The problem emerges when (1) we abandon our animal faith in the concrete reality surrounding us or (2) we attempt to make our personal and ineffable feelings the basis for society—that is, a functioning collective of unique individuals with their variant value systems and unutterable egos. For society to work, there has to be a common language. It does not have to be the only language or experience available to individuals, but there have to be common, agreed-upon definitions and sentence structures—and a common respect for reality, over fantasy, over idealism, over escapism, over individual interests and values, over private wisdom.

The other animals do not have to struggle with their connection to social reality. They are attached to their pack and/or in tune with their senses and environment. They have no platitudes, no cant, and no “higher truth.” They have the “one” truth revealed through their senses, and through experience they learn to varying degrees to distinguish appearance from reality.

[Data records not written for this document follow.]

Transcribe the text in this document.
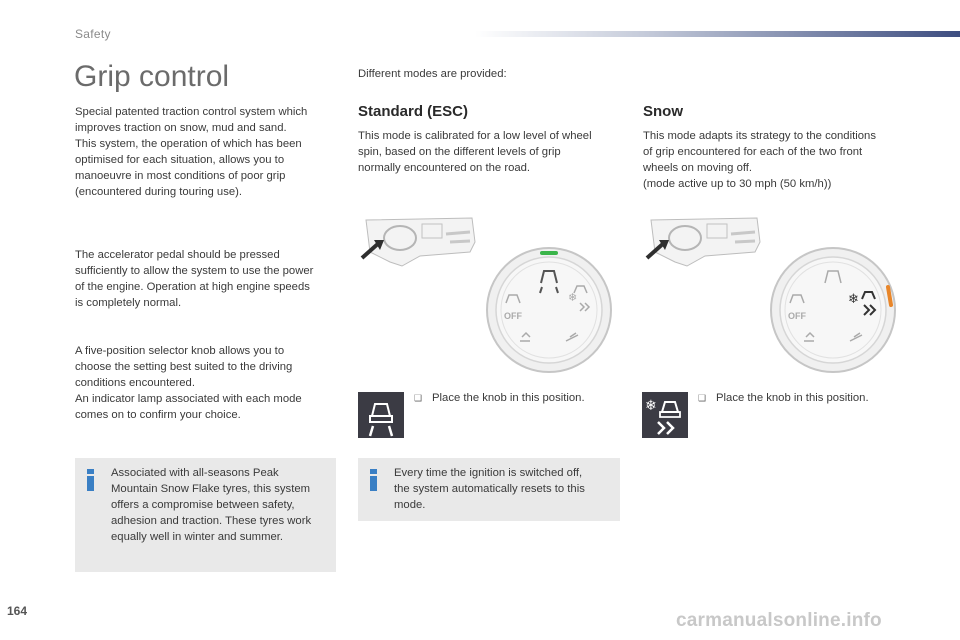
Safety
Grip control
Special patented traction control system which
improves traction on snow, mud and sand.
This system, the operation of which has been
optimised for each situation, allows you to
manoeuvre in most conditions of poor grip
(encountered during touring use).
The accelerator pedal should be pressed
sufficiently to allow the system to use the power
of the engine. Operation at high engine speeds
is completely normal.
A five-position selector knob allows you to
choose the setting best suited to the driving
conditions encountered.
An indicator lamp associated with each mode
comes on to confirm your choice.
Associated with all-seasons Peak
Mountain Snow Flake tyres, this system
offers a compromise between safety,
adhesion and traction. These tyres work
equally well in winter and summer.
Different modes are provided:
Standard (ESC)
This mode is calibrated for a low level of wheel
spin, based on the different levels of grip
normally encountered on the road.
OFF
❄
❑ Place the knob in this position.
Every time the ignition is switched off,
the system automatically resets to this
mode.
Snow
This mode adapts its strategy to the conditions
of grip encountered for each of the two front
wheels on moving off.
(mode active up to 30 mph (50 km/h))
OFF
❄
❄	❑ Place the knob in this position.
164	carmanualsonline.info
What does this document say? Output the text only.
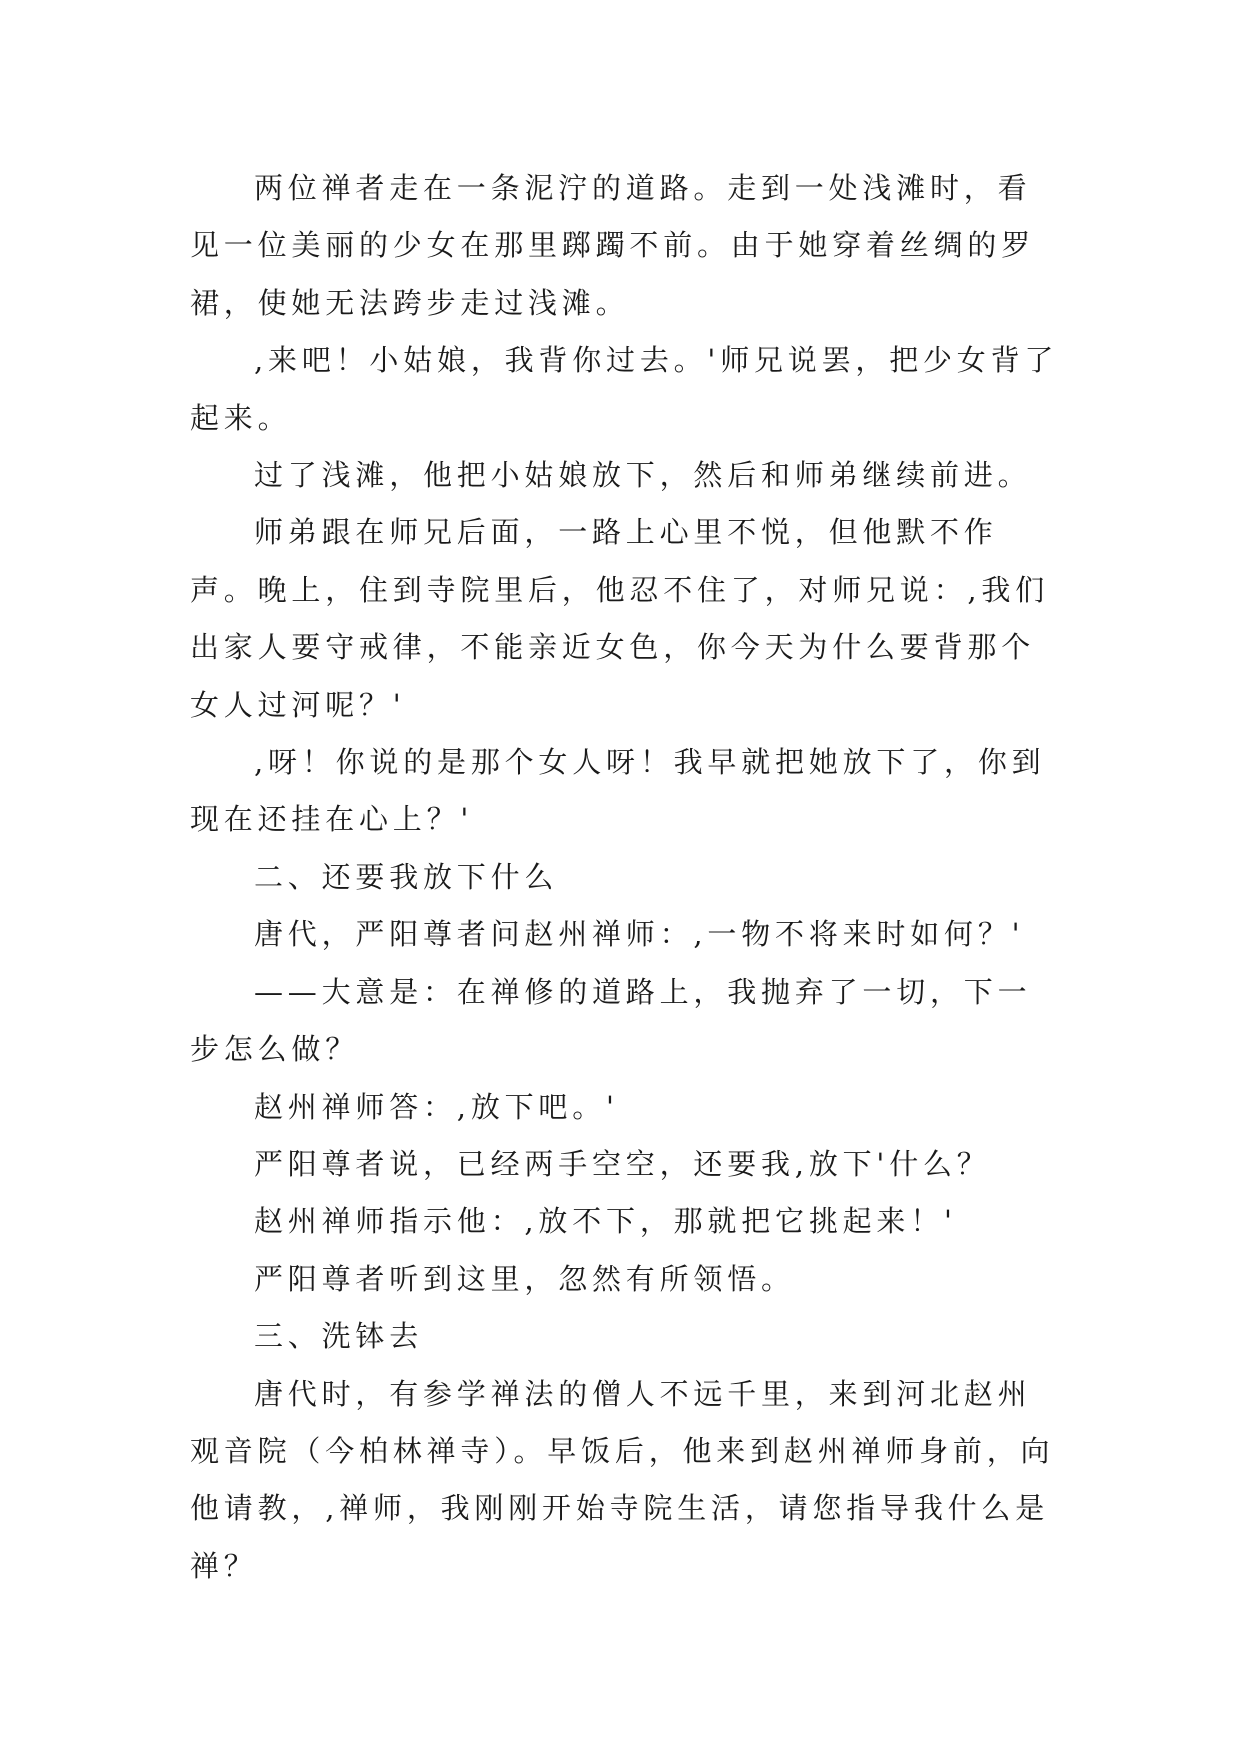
两位禅者走在一条泥泞的道路。走到一处浅滩时，看见一位美丽的少女在那里踯躅不前。由于她穿着丝绸的罗裙，使她无法跨步走过浅滩。

,来吧！小姑娘，我背你过去。'师兄说罢，把少女背了起来。

过了浅滩，他把小姑娘放下，然后和师弟继续前进。

师弟跟在师兄后面，一路上心里不悦，但他默不作声。晚上，住到寺院里后，他忍不住了，对师兄说：,我们出家人要守戒律，不能亲近女色，你今天为什么要背那个女人过河呢？'

,呀！你说的是那个女人呀！我早就把她放下了，你到现在还挂在心上？'

二、还要我放下什么

唐代，严阳尊者问赵州禅师：,一物不将来时如何？'

——大意是：在禅修的道路上，我抛弃了一切，下一步怎么做？

赵州禅师答：,放下吧。'

严阳尊者说，已经两手空空，还要我,放下'什么？

赵州禅师指示他：,放不下，那就把它挑起来！'

严阳尊者听到这里，忽然有所领悟。

三、洗钵去

唐代时，有参学禅法的僧人不远千里，来到河北赵州观音院（今柏林禅寺）。早饭后，他来到赵州禅师身前，向他请教，,禅师，我刚刚开始寺院生活，请您指导我什么是禅？
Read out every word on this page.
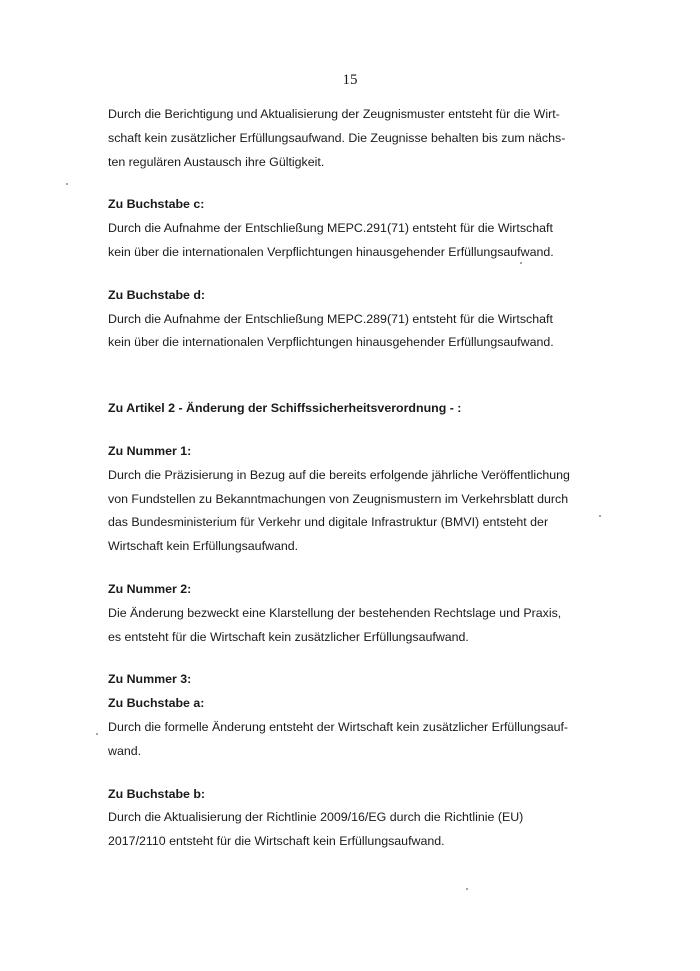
15

Durch die Berichtigung und Aktualisierung der Zeugnismuster entsteht für die Wirt-
schaft kein zusätzlicher Erfüllungsaufwand. Die Zeugnisse behalten bis zum nächs-
ten regulären Austausch ihre Gültigkeit.

Zu Buchstabe c:

Durch die Aufnahme der Entschließung MEPC.291(71) entsteht für die Wirtschaft
kein über die internationalen Verpflichtungen hinausgehender Erfüllungsaufwand.

Zu Buchstabe d:

Durch die Aufnahme der Entschließung MEPC.289(71) entsteht für die Wirtschaft
kein über die internationalen Verpflichtungen hinausgehender Erfüllungsaufwand.

Zu Artikel 2 - Änderung der Schiffssicherheitsverordnung - :

Zu Nummer 1:

Durch die Präzisierung in Bezug auf die bereits erfolgende jährliche Veröffentlichung
von Fundstellen zu Bekanntmachungen von Zeugnismustern im Verkehrsblatt durch
das Bundesministerium für Verkehr und digitale Infrastruktur (BMVI) entsteht der
Wirtschaft kein Erfüllungsaufwand.

Zu Nummer 2:

Die Änderung bezweckt eine Klarstellung der bestehenden Rechtslage und Praxis,
es entsteht für die Wirtschaft kein zusätzlicher Erfüllungsaufwand.

Zu Nummer 3:

Zu Buchstabe a:

Durch die formelle Änderung entsteht der Wirtschaft kein zusätzlicher Erfüllungsauf-
wand.

Zu Buchstabe b:

Durch die Aktualisierung der Richtlinie 2009/16/EG durch die Richtlinie (EU)
2017/2110 entsteht für die Wirtschaft kein Erfüllungsaufwand.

As highly developed animals, we humans have perhaps pushed this distinction too far—in contradiction to our senses and better instincts—to imagine “realities beyond reality.” Fine. But we need to keep one foot on the ground—our advantage in dicing and splicing ideas into various ideologies, faiths, and political principles can be our undoing as a species if we lose a sense of the immediate, apparent, and real. Being right and certain is seldom as effective in addressing present circumstances as being wary and keenly observant.

My dog won’t believe I “love” him unless I look him in the eyes, speak his name, and rub the bony part behind his ears. In fact, he can take or leave the word “love.”

How different, then, are we? Can you accept that “your call is important to us” if you’re left waiting on the phone for 15 minutes? Can you believe me if I say “I love the sinner but not the sin,” if all I do is harp about your sin? What will it say about us when we become a society that is satisfied with merely “right ideas” and “virtual experiences”—each of us independently wrapped up in our own private wonderlands and frustrated that our sincerity and deep feelings can no longer connect with what other people’s bodies and instincts tell them.

No, I’m fairly certain that, however subtle and sophisticated we become in our manipulation of ideas and words, some part of ourselves, even as homo sapiens, yearns to be looked at, talked to, and touched.